The anime adaptation was controversial because it walked "the thin line of how explicit anime can be" as Isiah Jones of CBR noted. Stig Høgset of THEM Anime Reviews called the series "surprisingly entertaining" and sex positive while saying that it is "well thought out" with many of the sex workers having "distinct personalities" and said the show got away with a lot when it came to imagery. (Note: Høgset prefaced his review by saying that the series is centered around "a group of men going around having sex with various girls in brothel-like settings", and writing about their experiences at these establishments. He also noted that Crim has "sexual organs of both men and women".) added that the series bends the viewer's "expectations out of shape", felt uncomfortable with some parts of it, noted that the language used is direct, and praised it for being "animated pretty well". He concluded the review by saying that the series is one of the better "sex positive shows out there" and called it a "new record in openly sexual fun" but cannot be considered hentai, giving it a rating of 4 out of 5 stars.

===Anime adaptation censorship in Australia===
On March 9, 2020, the Australian Classification Board passed censored prints of the first four episodes series with an MA15+ rating; the censored version had censorship icons pasted over scenes of nudity and sexual activity. By that time, AnimeLab had eight episodes of the series available for streaming; all twelve were available by May.

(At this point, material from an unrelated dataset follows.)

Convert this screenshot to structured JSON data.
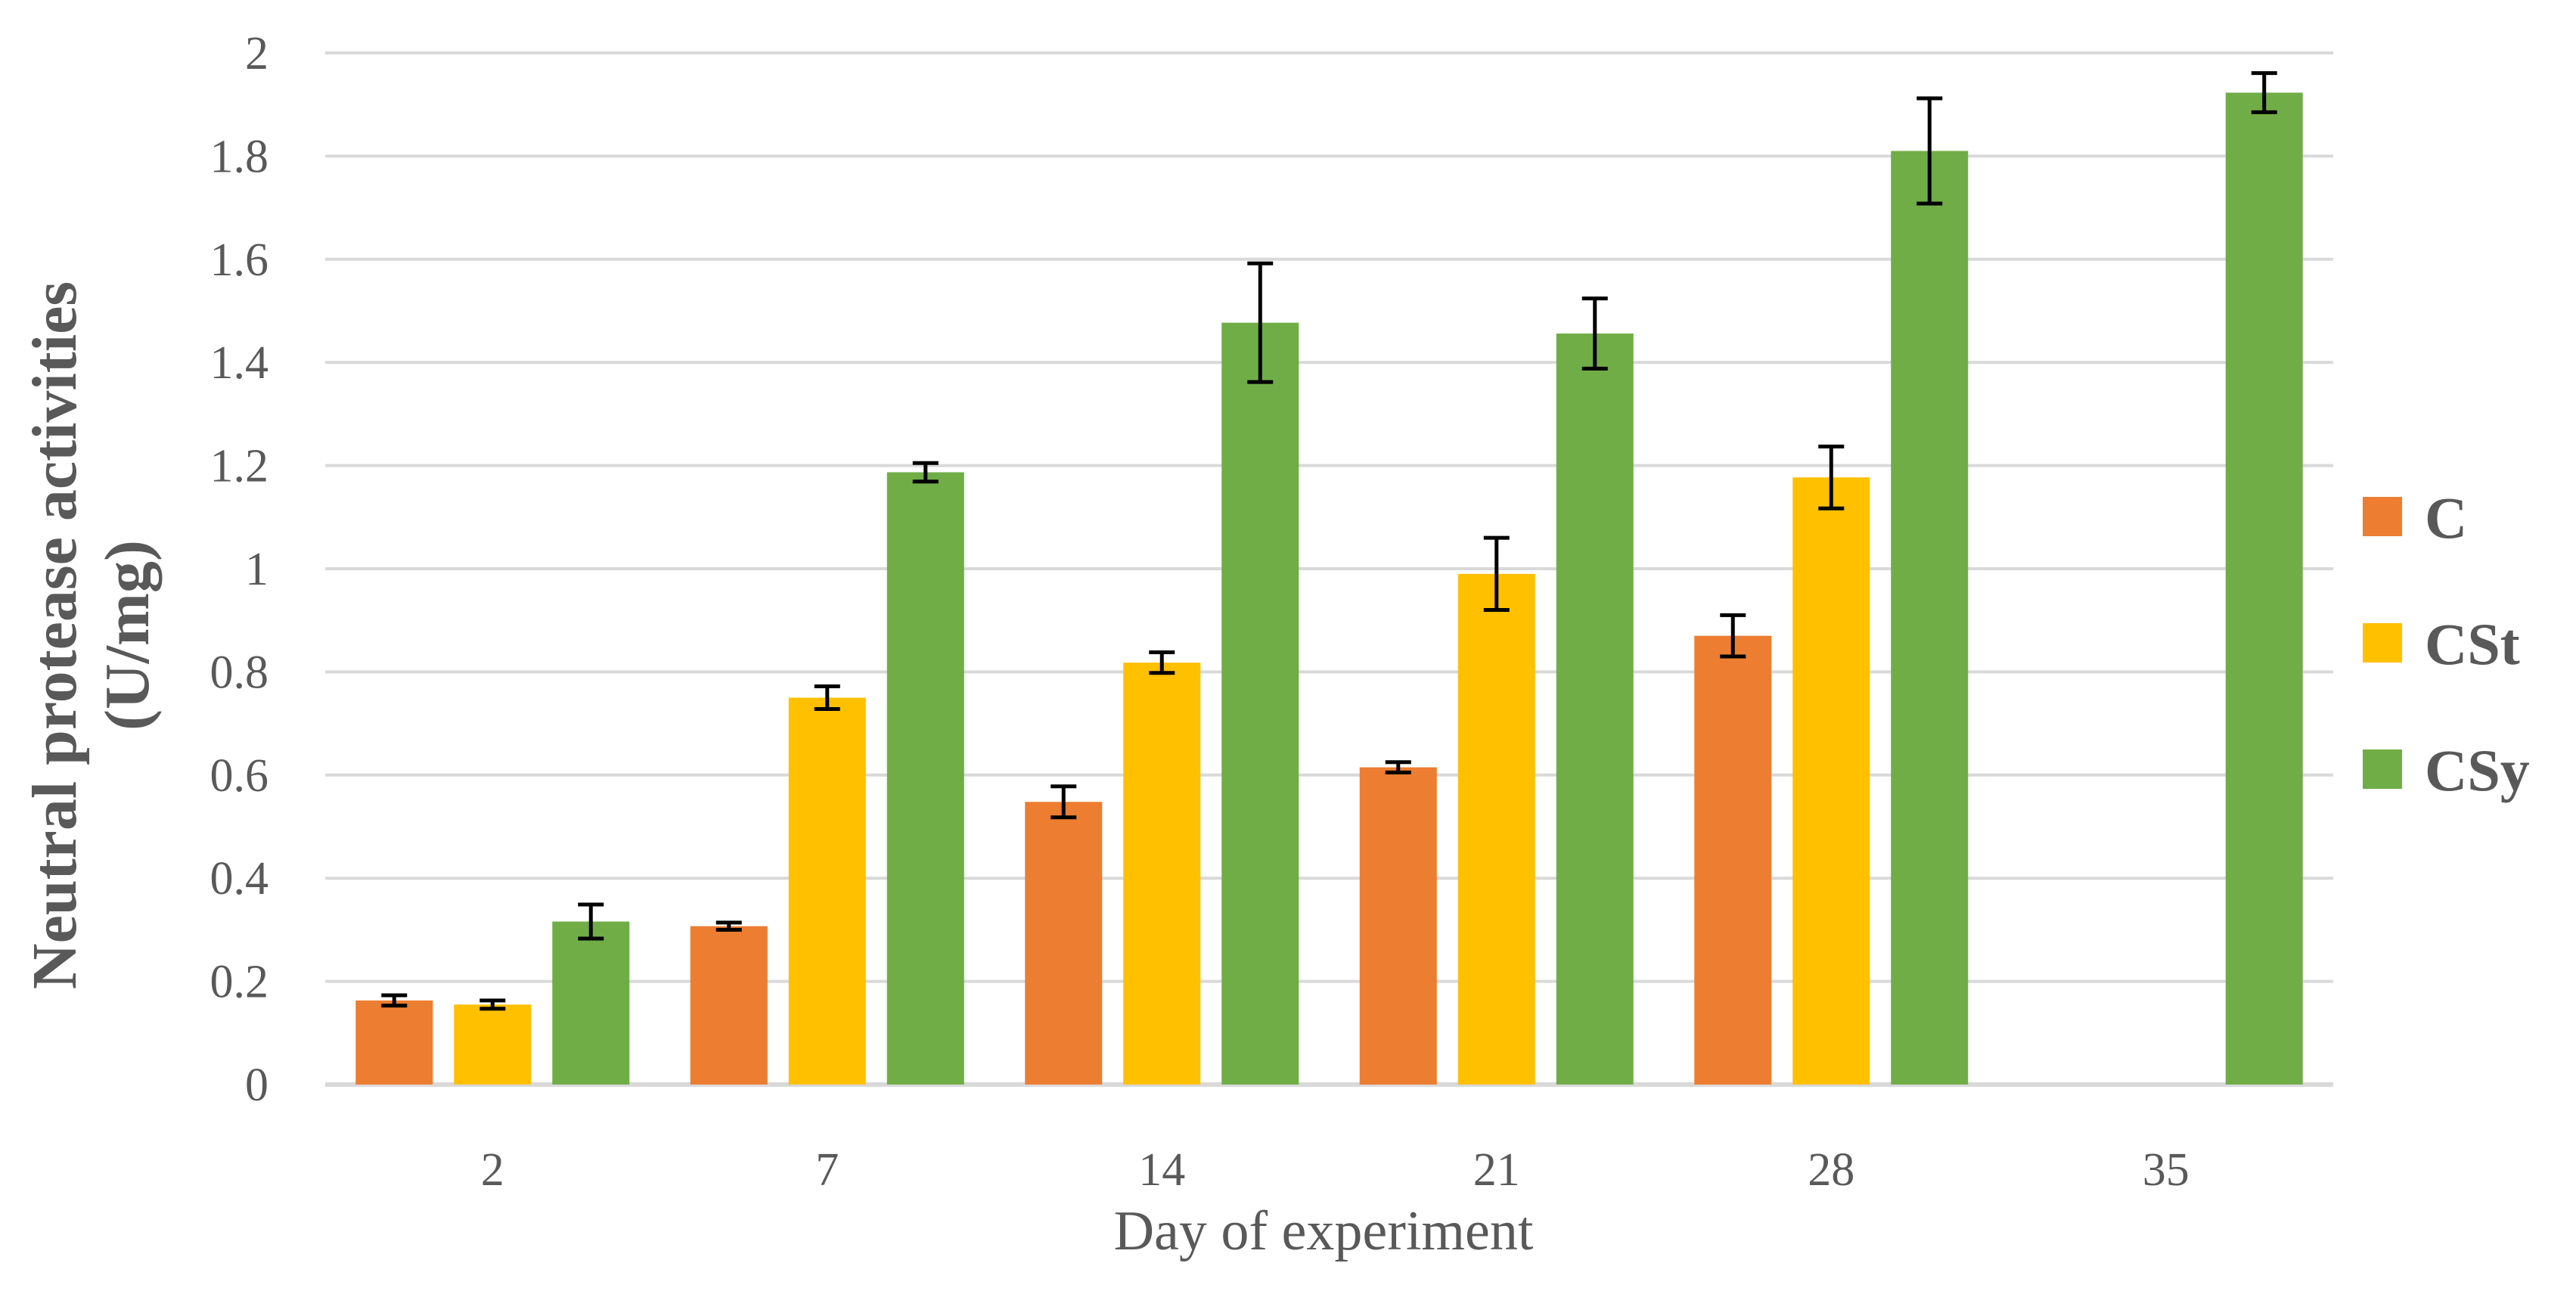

In June 2021, AnimeLab's subscribers were relocated to Funimation, resulting in the immediate dropping of the series. A statement issued to subscribers of both platforms read:
We have determined that this series falls outside of our standards. We have the utmost respect for our creators so rather than substantially alter the content, we felt taking it down was the most respectful choice. As Australian and New Zealand users are now using the global Funimation platform, this applies to the AU/NZ region and this show will no longer be available to viewers in Australia and New Zealand.

In August 2021, Madman Entertainment submitted uncensored prints of all episodes of the series to the ACB; they were refused classification after the ACB found sex scenes involving halflings Kanchal and Piltia in the third and ninth episodes, and concluded that they "depict a person who appears to be under the age of 18 years in a manner likely to cause offence to a reasonable adult."